Nonostante il mal di testa che lo tormentava, l'idea di bere qualcosa
di caldo senza uscire dalla propria alcova di coperte lo allettava.
Suo
padre gli rivolse uno sguardo preoccupato. «
Tè, sì, ma non credere che ti permetterò di non mangiare
qualcosa. Devi rimetterti in forze, sei ridotto uno straccio,
lasciatelo dire ».
«
Grazie, è piacevole sentirsi apprezzati ».
«
Non dire sciocchezze, Kurt, intendo dire che sembri stanco, ti
devi essere buscato qualcosa con questo tempaccio, sono almeno tre
giorni che stai covando qualcosa e non stai bene. »
Kurt
si morse un labbro. Era vero. « Uhm,
io... »
«
Quindi non pensare nemmeno per un momento di uscire di casa,
oggi, te ne starai qui, al caldo, e lascerai che mi prenda cura di te
».
Sbuffò.
Suo padre in modalità chioccia poteva essere asfissiante. Sembrava
dimenticare di avere un figlio di ventisei anni. « Ma... al
lavoro...»
«
Faranno a meno di te, per oggi.

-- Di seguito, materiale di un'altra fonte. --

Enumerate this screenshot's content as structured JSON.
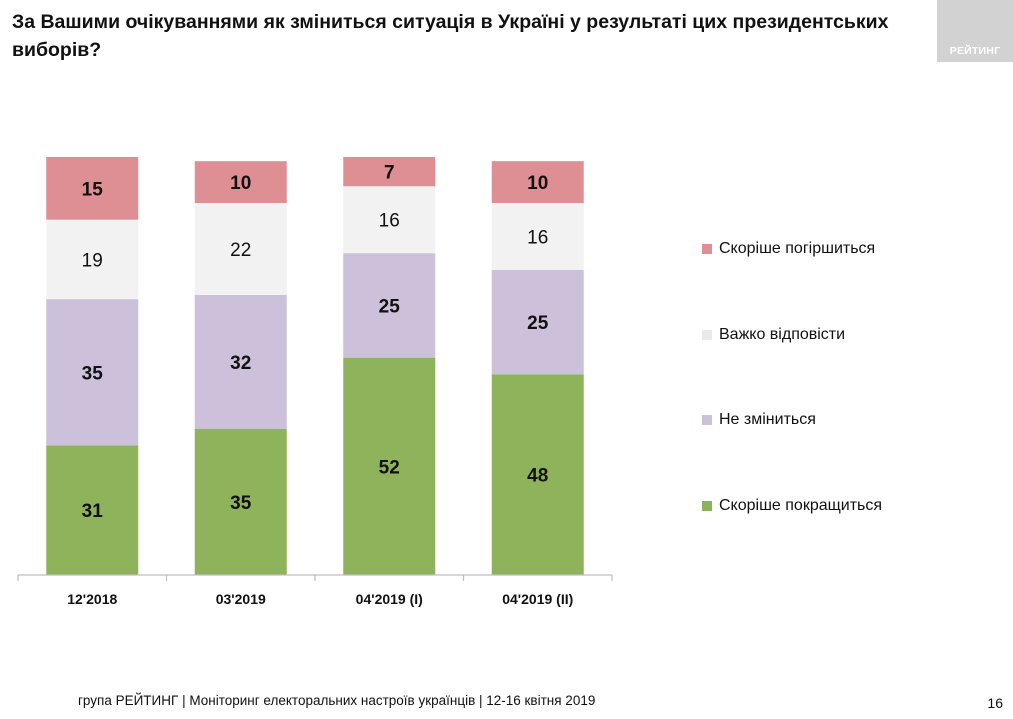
{
  "header": {
    "title": "За Вашими очікуваннями як зміниться ситуація в Україні у результаті цих президентських виборів?",
    "logo_text": "РЕЙТИНГ"
  },
  "chart_data": {
    "type": "bar",
    "stacked": true,
    "orientation": "vertical",
    "categories": [
      "12'2018",
      "03'2019",
      "04'2019 (I)",
      "04'2019 (II)"
    ],
    "series": [
      {
        "name": "Скоріше покращиться",
        "color": "#8fb35a",
        "values": [
          31,
          35,
          52,
          48
        ]
      },
      {
        "name": "Не зміниться",
        "color": "#ccc0da",
        "values": [
          35,
          32,
          25,
          25
        ]
      },
      {
        "name": "Важко відповісти",
        "color": "#f2f2f2",
        "values": [
          19,
          22,
          16,
          16
        ]
      },
      {
        "name": "Скоріше погіршиться",
        "color": "#de8f93",
        "values": [
          15,
          10,
          7,
          10
        ]
      }
    ],
    "ylim": [
      0,
      100
    ],
    "legend": {
      "position": "right",
      "order": [
        "Скоріше погіршиться",
        "Важко відповісти",
        "Не зміниться",
        "Скоріше покращиться"
      ]
    },
    "grid": false
  },
  "footer": {
    "text": "група РЕЙТИНГ | Моніторинг електоральних настроїв українців  |  12-16 квітня  2019",
    "page_number": "16"
  }
}
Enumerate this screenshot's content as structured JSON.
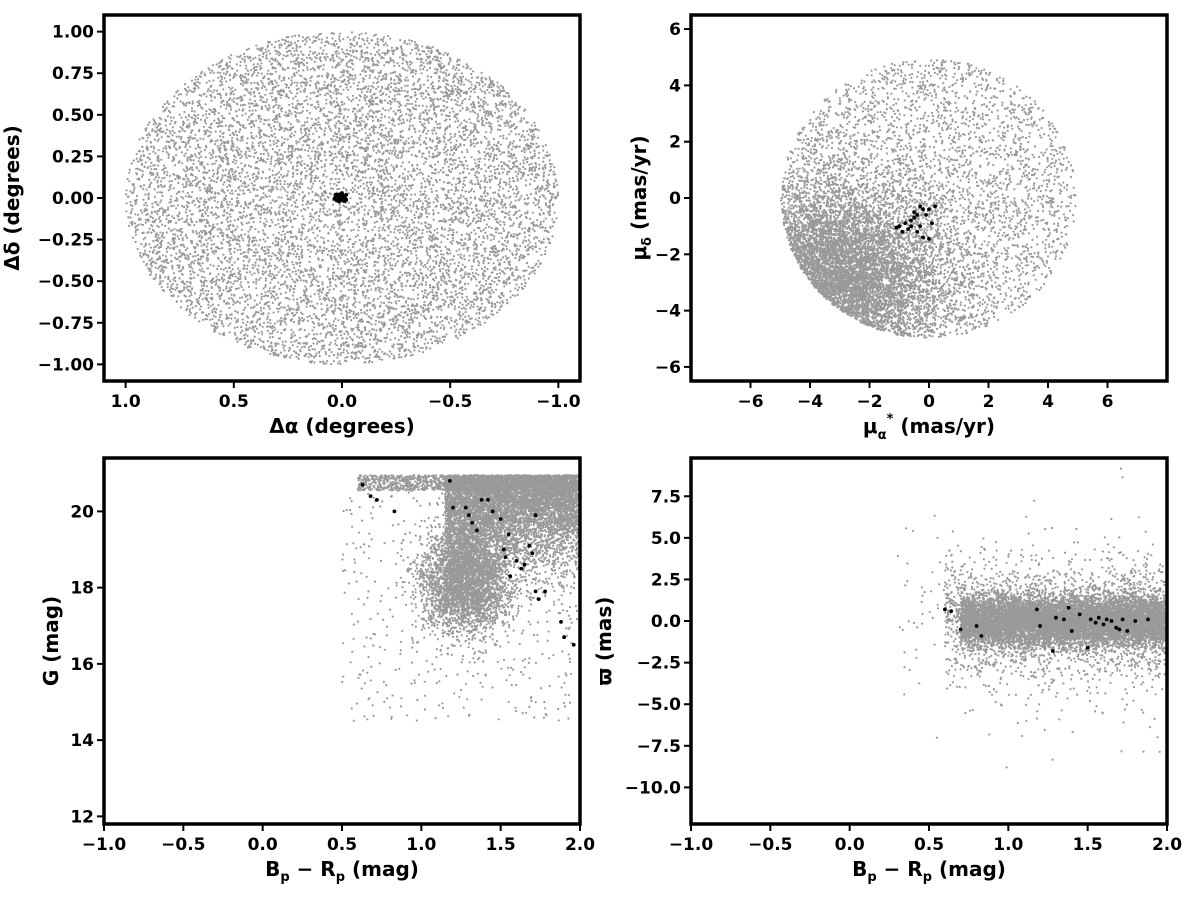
{
  "colors": {
    "field": "#999999",
    "members": "#000000",
    "frame": "#000000",
    "background": "#ffffff"
  },
  "chart_data": [
    {
      "type": "scatter",
      "panel": "top-left",
      "xlabel": "Δα (degrees)",
      "ylabel": "Δδ (degrees)",
      "xlim": [
        1.1,
        -1.1
      ],
      "ylim": [
        -1.1,
        1.1
      ],
      "x_inverted": true,
      "xticks": [
        "1.0",
        "0.5",
        "0.0",
        "−0.5",
        "−1.0"
      ],
      "xtick_values": [
        1.0,
        0.5,
        0.0,
        -0.5,
        -1.0
      ],
      "yticks": [
        "1.00",
        "0.75",
        "0.50",
        "0.25",
        "0.00",
        "−0.25",
        "−0.50",
        "−0.75",
        "−1.00"
      ],
      "ytick_values": [
        1.0,
        0.75,
        0.5,
        0.25,
        0.0,
        -0.25,
        -0.5,
        -0.75,
        -1.0
      ],
      "grid": false,
      "series": [
        {
          "role": "field",
          "distribution": "uniform disk",
          "center": [
            0,
            0
          ],
          "radius": 1.0,
          "approx_points": 9000
        },
        {
          "role": "members",
          "center": [
            0.0,
            0.0
          ],
          "spread": [
            0.012,
            0.012
          ],
          "points": [
            [
              0.0,
              0.0
            ],
            [
              0.01,
              0.02
            ],
            [
              -0.01,
              0.01
            ],
            [
              0.02,
              -0.01
            ],
            [
              0.0,
              0.03
            ],
            [
              -0.02,
              -0.01
            ],
            [
              0.01,
              -0.02
            ],
            [
              0.03,
              0.01
            ],
            [
              -0.01,
              -0.02
            ],
            [
              0.02,
              0.02
            ],
            [
              0.0,
              -0.01
            ],
            [
              0.015,
              0.005
            ],
            [
              -0.005,
              0.015
            ],
            [
              0.025,
              -0.015
            ],
            [
              -0.015,
              0.0
            ],
            [
              0.005,
              0.025
            ],
            [
              0.035,
              -0.005
            ],
            [
              0.01,
              0.0
            ],
            [
              -0.01,
              -0.005
            ],
            [
              0.02,
              0.01
            ],
            [
              0.0,
              0.01
            ],
            [
              0.01,
              -0.01
            ],
            [
              -0.02,
              0.02
            ],
            [
              0.03,
              0.02
            ],
            [
              0.005,
              -0.005
            ],
            [
              0.015,
              -0.02
            ]
          ]
        }
      ]
    },
    {
      "type": "scatter",
      "panel": "top-right",
      "xlabel": "μα* (mas/yr)",
      "ylabel": "μδ (mas/yr)",
      "xlim": [
        -8.0,
        8.0
      ],
      "ylim": [
        -6.5,
        6.5
      ],
      "xticks": [
        "−6",
        "−4",
        "−2",
        "0",
        "2",
        "4",
        "6"
      ],
      "xtick_values": [
        -6,
        -4,
        -2,
        0,
        2,
        4,
        6
      ],
      "yticks": [
        "6",
        "4",
        "2",
        "0",
        "−2",
        "−4",
        "−6"
      ],
      "ytick_values": [
        6,
        4,
        2,
        0,
        -2,
        -4,
        -6
      ],
      "grid": false,
      "series": [
        {
          "role": "field",
          "distribution": "clipped to circle",
          "center": [
            0,
            0
          ],
          "radius": 5.0,
          "peak": [
            -3.5,
            -3.0
          ],
          "approx_points": 14000
        },
        {
          "role": "members",
          "points": [
            [
              -1.0,
              -1.0
            ],
            [
              -0.8,
              -0.9
            ],
            [
              -0.6,
              -0.8
            ],
            [
              -0.5,
              -0.5
            ],
            [
              -0.3,
              -0.3
            ],
            [
              -0.2,
              -0.4
            ],
            [
              0.0,
              -0.4
            ],
            [
              0.2,
              -0.3
            ],
            [
              -0.4,
              -1.2
            ],
            [
              -0.2,
              -1.4
            ],
            [
              0.0,
              -1.45
            ],
            [
              -0.1,
              -0.6
            ],
            [
              -0.7,
              -1.1
            ],
            [
              -1.1,
              -1.05
            ],
            [
              -0.9,
              -1.2
            ],
            [
              -0.5,
              -0.7
            ],
            [
              -0.3,
              -1.0
            ],
            [
              0.1,
              -0.9
            ],
            [
              -0.6,
              -1.0
            ],
            [
              -0.4,
              -0.6
            ]
          ]
        }
      ]
    },
    {
      "type": "scatter",
      "panel": "bottom-left",
      "xlabel": "Bp − Rp (mag)",
      "ylabel": "G (mag)",
      "xlim": [
        -1.0,
        2.0
      ],
      "ylim": [
        11.8,
        21.4
      ],
      "xticks": [
        "−1.0",
        "−0.5",
        "0.0",
        "0.5",
        "1.0",
        "1.5",
        "2.0"
      ],
      "xtick_values": [
        -1.0,
        -0.5,
        0.0,
        0.5,
        1.0,
        1.5,
        2.0
      ],
      "yticks": [
        "20",
        "18",
        "16",
        "14",
        "12"
      ],
      "ytick_values": [
        20,
        18,
        16,
        14,
        12
      ],
      "grid": false,
      "series": [
        {
          "role": "field",
          "distribution": "color-magnitude locus",
          "approx_points": 12000
        },
        {
          "role": "members",
          "points": [
            [
              0.63,
              20.7
            ],
            [
              0.68,
              20.4
            ],
            [
              0.72,
              20.3
            ],
            [
              0.83,
              20.0
            ],
            [
              1.18,
              20.8
            ],
            [
              1.2,
              20.1
            ],
            [
              1.28,
              20.1
            ],
            [
              1.3,
              19.9
            ],
            [
              1.32,
              19.7
            ],
            [
              1.35,
              19.5
            ],
            [
              1.38,
              20.3
            ],
            [
              1.42,
              20.3
            ],
            [
              1.45,
              20.0
            ],
            [
              1.5,
              19.8
            ],
            [
              1.52,
              19.0
            ],
            [
              1.53,
              18.8
            ],
            [
              1.55,
              19.4
            ],
            [
              1.56,
              18.3
            ],
            [
              1.6,
              18.7
            ],
            [
              1.63,
              18.5
            ],
            [
              1.65,
              18.6
            ],
            [
              1.68,
              19.1
            ],
            [
              1.7,
              18.9
            ],
            [
              1.72,
              17.9
            ],
            [
              1.74,
              17.7
            ],
            [
              1.72,
              19.9
            ],
            [
              1.78,
              17.9
            ],
            [
              1.88,
              17.1
            ],
            [
              1.9,
              16.7
            ],
            [
              1.96,
              16.5
            ]
          ]
        }
      ]
    },
    {
      "type": "scatter",
      "panel": "bottom-right",
      "xlabel": "Bp − Rp (mag)",
      "ylabel": "ϖ (mas)",
      "xlim": [
        -1.0,
        2.0
      ],
      "ylim": [
        -12.2,
        9.8
      ],
      "xticks": [
        "−1.0",
        "−0.5",
        "0.0",
        "0.5",
        "1.0",
        "1.5",
        "2.0"
      ],
      "xtick_values": [
        -1.0,
        -0.5,
        0.0,
        0.5,
        1.0,
        1.5,
        2.0
      ],
      "yticks": [
        "7.5",
        "5.0",
        "2.5",
        "0.0",
        "−2.5",
        "−5.0",
        "−7.5",
        "−10.0"
      ],
      "ytick_values": [
        7.5,
        5.0,
        2.5,
        0.0,
        -2.5,
        -5.0,
        -7.5,
        -10.0
      ],
      "grid": false,
      "series": [
        {
          "role": "field",
          "distribution": "band around zero parallax",
          "approx_points": 12000
        },
        {
          "role": "members",
          "points": [
            [
              0.6,
              0.7
            ],
            [
              0.64,
              0.6
            ],
            [
              0.7,
              -0.5
            ],
            [
              0.8,
              -0.3
            ],
            [
              0.83,
              -0.9
            ],
            [
              1.18,
              0.7
            ],
            [
              1.2,
              -0.3
            ],
            [
              1.28,
              -1.8
            ],
            [
              1.3,
              0.2
            ],
            [
              1.35,
              0.1
            ],
            [
              1.38,
              0.8
            ],
            [
              1.4,
              -0.6
            ],
            [
              1.45,
              0.4
            ],
            [
              1.5,
              -1.6
            ],
            [
              1.52,
              0.1
            ],
            [
              1.55,
              -0.1
            ],
            [
              1.57,
              0.2
            ],
            [
              1.6,
              -0.2
            ],
            [
              1.62,
              0.1
            ],
            [
              1.65,
              0.0
            ],
            [
              1.68,
              -0.4
            ],
            [
              1.7,
              -0.5
            ],
            [
              1.72,
              0.1
            ],
            [
              1.75,
              -0.6
            ],
            [
              1.8,
              0.0
            ],
            [
              1.88,
              0.1
            ]
          ]
        }
      ]
    }
  ]
}
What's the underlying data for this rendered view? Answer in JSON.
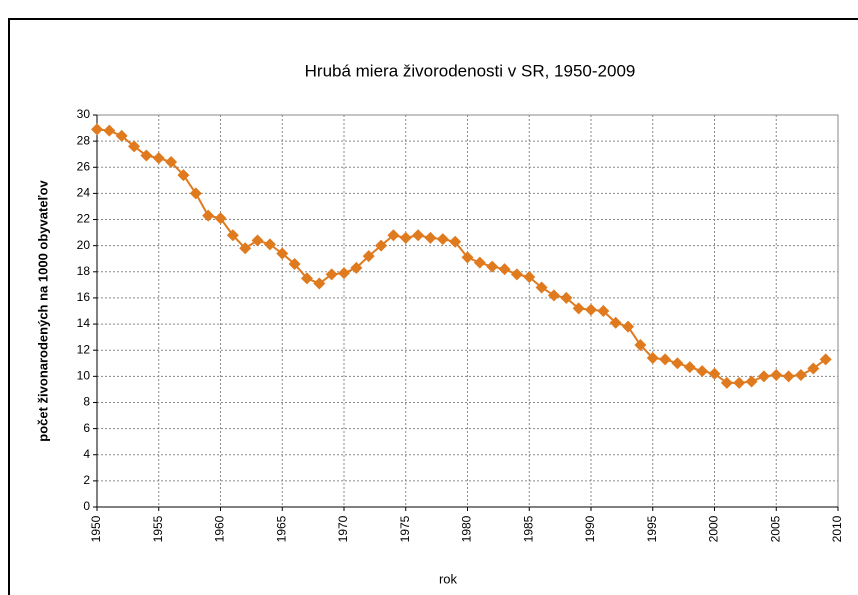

O sei così indispensabile che quella
casa crollerà, senza di te? »
«
Io- » abbassò lo sguardo, colpito da quelle parole. « No, certo
che no. Posso chiamare tranquillamente ».
Indispensabile?
No,
di certo no. E non ci aveva pensato, fino a quel momento. Avrebbe
potuto facilmente stare casa, dubitava sarebbe cambiato qualcosa con
la sua assenza.
Era
abbandonata da tempo la voglia di sentirsi indispensabili,
essenziali, irrinunciabili. Sollevò lo sguardo su suo padre,
impegnato a imburrargli una fetta di pane.
Solo
lì, in quella casa, nella loro piccola e stretta famiglia, era
indispensabile.
«
Grazie, papà ».
E
avere questo doveva essere sufficiente.
*-*-*
Quando
tornò al lavoro – scoprendo che niente era crollato in sua assenza
– il piccolo mistero era ancora un'attrattiva, pur se impallidita.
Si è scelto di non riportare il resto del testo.